Losing Someone

There aren't many things as painful or as terrifying as our mortality and indeed the mortality of all that lives.

It's strange how we know that death is something that is inevitable and yet some part of us wishes that it wasn't so, it wishes that all that blooms wouldn't wilt one day as impossible as it might be. It is this part of our conscious mind, that grieves and mourns in the wake of the death of a loved one.

Many of us have or will try to suppress this emotion and instead try to ignore this sensation- of grief and hollowness, we'll try to maintain that we're logical and that we knew this would happen someday, perhaps that's our ego trying to shield us from the inevitable pain or perhaps it is our subconscious knowingly try to avoid something painful. And yet we must face this grief, as terrifying as it is and as hopeless as it seems, for our loved ones we must accept the finality of death.

I am fortunate enough to not have any close family members or friends pass away and therefore it isn't always easy for me to empathize with someone who has lost someone close to them. And yet I have seen people in their grief over losing someone, my mother when she lost her father, my father when he lost his brother. They shielded us from their grief trying to maintain a facade of normalcy and yet something was amiss. Grief cannot and should not be ignored. You aren't built to be efficient and logical, you're built to be emotional and human.

Even as I sit here typing, the thought of losing someone gives me no vivid image, not of a coffin and not of heaven or hell perhaps something is wrong with me and yet I feel like that must be what death feels like. As painful as our suffering might be in life, death must come as a white expanse of nothingness, bliss for the pained and freedom for the constrained.

Grief is an emotion, it does not follow logic nor does it try to be rational. It can lead to profound effects on the psyche and may result in the extremely harmful thought process of self loathing. "It was because I wasn't there for them", "It was because I failed to care", "It was because I failed to understand", these are common lines of thoughts after the loss of a loved one and yet it isn't true always. 

Some may in fact have had a part to play in the death of their loved ones and that requires introspection indeed, but the fact is that most people are projecting their sadness and sorrow inwards, they can't think clearly.

It is vital for a person to be surrounded by their loved ones after a death and it is even more vital for those who surround a grieving person to be sensitive to their thoughts. Do not expect them to return to "normal" at all, it is wonderful if they do but often a death is life-changing for those who remain and it may change them. 

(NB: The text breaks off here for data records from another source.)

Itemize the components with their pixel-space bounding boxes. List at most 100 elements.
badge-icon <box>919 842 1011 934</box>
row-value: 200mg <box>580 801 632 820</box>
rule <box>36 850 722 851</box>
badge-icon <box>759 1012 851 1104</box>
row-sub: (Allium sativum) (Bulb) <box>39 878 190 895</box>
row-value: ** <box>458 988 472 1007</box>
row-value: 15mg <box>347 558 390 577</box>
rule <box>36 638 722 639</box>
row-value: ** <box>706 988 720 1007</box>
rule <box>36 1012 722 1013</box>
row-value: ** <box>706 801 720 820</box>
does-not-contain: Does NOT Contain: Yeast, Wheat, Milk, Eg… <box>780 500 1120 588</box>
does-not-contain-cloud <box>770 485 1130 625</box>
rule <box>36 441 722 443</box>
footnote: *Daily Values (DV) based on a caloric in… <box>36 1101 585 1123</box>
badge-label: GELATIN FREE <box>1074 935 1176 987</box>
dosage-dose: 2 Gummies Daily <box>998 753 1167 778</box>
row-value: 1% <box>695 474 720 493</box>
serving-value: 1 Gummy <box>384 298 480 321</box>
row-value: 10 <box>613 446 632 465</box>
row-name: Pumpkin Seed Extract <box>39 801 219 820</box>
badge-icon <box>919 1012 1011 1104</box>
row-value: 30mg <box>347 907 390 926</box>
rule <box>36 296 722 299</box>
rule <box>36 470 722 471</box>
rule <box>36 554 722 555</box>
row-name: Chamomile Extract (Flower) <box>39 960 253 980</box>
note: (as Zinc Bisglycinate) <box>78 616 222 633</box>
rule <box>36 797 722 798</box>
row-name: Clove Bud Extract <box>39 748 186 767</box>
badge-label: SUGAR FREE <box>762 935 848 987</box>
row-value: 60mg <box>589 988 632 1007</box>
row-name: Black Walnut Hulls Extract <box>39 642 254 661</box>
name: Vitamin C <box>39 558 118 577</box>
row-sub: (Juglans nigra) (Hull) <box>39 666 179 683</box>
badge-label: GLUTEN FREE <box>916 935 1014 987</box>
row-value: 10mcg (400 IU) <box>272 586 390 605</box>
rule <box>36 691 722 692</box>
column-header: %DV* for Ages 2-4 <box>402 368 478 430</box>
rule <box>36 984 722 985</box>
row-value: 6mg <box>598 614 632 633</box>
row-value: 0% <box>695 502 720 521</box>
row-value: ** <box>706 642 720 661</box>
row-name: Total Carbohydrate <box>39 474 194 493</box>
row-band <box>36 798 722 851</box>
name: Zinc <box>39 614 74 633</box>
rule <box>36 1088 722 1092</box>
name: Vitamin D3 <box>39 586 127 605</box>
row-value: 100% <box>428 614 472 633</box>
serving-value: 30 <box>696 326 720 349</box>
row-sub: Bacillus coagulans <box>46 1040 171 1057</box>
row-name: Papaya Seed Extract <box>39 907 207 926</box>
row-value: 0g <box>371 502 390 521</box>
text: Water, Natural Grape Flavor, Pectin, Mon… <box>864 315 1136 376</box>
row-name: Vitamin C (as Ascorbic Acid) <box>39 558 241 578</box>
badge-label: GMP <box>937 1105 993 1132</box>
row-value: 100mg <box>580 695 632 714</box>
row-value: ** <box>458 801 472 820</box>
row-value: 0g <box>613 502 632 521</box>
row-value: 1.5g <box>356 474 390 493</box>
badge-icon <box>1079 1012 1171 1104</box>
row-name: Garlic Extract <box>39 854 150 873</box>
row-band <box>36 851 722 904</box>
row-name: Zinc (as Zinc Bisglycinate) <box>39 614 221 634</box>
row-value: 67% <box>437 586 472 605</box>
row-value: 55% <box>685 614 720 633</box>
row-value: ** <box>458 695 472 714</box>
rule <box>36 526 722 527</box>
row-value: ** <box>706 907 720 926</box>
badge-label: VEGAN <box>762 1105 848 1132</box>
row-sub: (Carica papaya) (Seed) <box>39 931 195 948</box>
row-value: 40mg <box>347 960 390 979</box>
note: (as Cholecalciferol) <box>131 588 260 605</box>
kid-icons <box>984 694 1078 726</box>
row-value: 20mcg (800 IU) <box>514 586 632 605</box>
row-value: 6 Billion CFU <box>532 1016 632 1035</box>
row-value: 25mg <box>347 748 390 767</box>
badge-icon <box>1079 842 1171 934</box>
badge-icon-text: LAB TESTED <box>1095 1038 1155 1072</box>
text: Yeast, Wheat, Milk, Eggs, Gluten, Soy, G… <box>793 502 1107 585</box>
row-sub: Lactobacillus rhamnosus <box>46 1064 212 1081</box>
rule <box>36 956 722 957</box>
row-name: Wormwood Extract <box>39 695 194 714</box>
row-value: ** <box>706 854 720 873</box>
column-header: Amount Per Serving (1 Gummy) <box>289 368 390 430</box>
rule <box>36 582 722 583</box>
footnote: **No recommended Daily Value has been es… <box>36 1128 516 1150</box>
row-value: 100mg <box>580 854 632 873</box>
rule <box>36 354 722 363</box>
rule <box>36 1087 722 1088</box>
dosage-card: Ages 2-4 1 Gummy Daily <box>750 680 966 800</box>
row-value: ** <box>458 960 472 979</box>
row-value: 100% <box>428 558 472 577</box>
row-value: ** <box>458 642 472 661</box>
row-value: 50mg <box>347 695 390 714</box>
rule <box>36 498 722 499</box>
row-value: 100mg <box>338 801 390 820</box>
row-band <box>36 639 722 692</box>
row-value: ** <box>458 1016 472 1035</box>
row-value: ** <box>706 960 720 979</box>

The loss of someone need not mean that of a fellow human being, it can be anyone or anything you love. Love is transcendent, it is not chained to anything and envelopes all, and so is its counter-part grief.

For anyone who has just lost a loved one, I say this, it is difficult right now and indeed it feels impossible to cope with this feeling and yet you must strive for them, live for the one you lost and embrace life for all it's worth. Don't let your life be ruled by your grief but by the memories that you cherish the most.